RPI Explained
TL;DR
The RPI (Round Performance Index) is our proprietary grading system that gives a 0 to 100 score based on how well each golfer performed relative to the rest of the league.
The Basics
Built on Net Stableford
It uses a modified Net Stableford system where points are awarded on each hole based on your net score after handicap strokes are applied. You gain points for good holes, but don't lose points for bad holes.
| Net Score | Points |
|---|---|
| Eagle or better | 5 |
| Birdie | 3 |
| Par | 2 |
| Bogey | 1 |
| Double Bogey+ | 0 |
Dynamic Field Adjustment
RPI automatically adjusts to how the course plays each night. If the wind is howling, pins are tucked, and the entire league is struggling, if one player separates from the pack, the system rewards them for it.
Scoring Tiers
You shot the lights out, blew away the field, and likely shot near the league record for net score.
You played out of your mind and took home a rare blowout win.
You shot well under your handicap, likely won stroke play and defintely took home some cash.
You played decent. Small chance you won stroke play, but you were likely in the middle of the pack with a chance at points.
A higher score than what you are used to, forget about it and get em next week.
The course won.
Under the Hood
Here's how the RPI grades your round — no math degree required.
1. Your Score Gets Converted to Points
Your raw score on each hole gets converted to Net Stableford points using your handicap. Great holes earn you points. Bad holes just get a zero — you're never penalized for a blowup hole. This is the same system shown on the weekly scorecard.
2. We Figure Out What “Average” Looked Like That Night
Instead of using the simple average (which gets thrown off by one guy shooting a 60), the system uses a smarter benchmark. It blends the middle-of-the-pack score with how the top 5 players performed.
This means on a night where the wind is howling, pins are tucked, and everyone is struggling — “average” adjusts downward. On a calm night where everyone goes low, “average” adjusts upward. Your RPI reflects how you played relative to the conditions and the competition, not just your raw number.
3. Ties Get Broken by Gross Score
When two players end up with the same net points, the player who shot the lower gross score gets a tiny fractional edge. It's barely noticeable in the number, but it means ties are extremely rare on the final leaderboard.
4. Big Wins Get Rewarded More Than Small Ones
Your RPI starts at 50.0 (the expected average). Beat the baseline and it goes up. Miss it and it goes down.

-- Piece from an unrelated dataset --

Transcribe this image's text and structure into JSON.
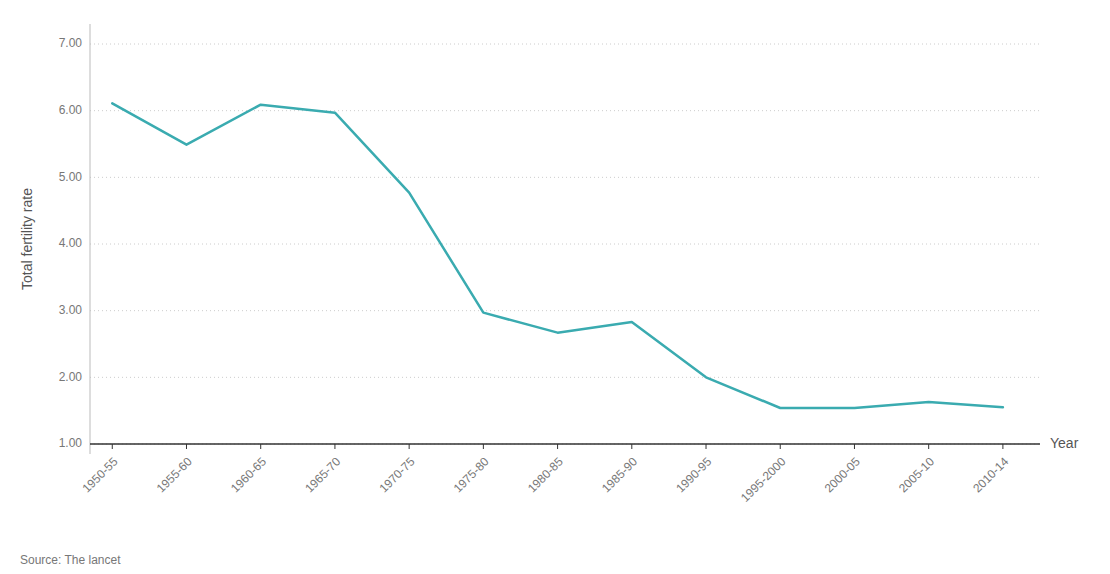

But here's the key: blowout wins are rewarded exponentially. Beating the field by a little gets you a small bump. Beating the field by a lot gets you a massive one — because shooting a net -8 is way harder than shooting a net -5, and the system knows that.
However, you can only unlock that bonus if you actually played great golf (net -3 or better). You don't get extra credit just because the rest of the field fell apart when you shot even.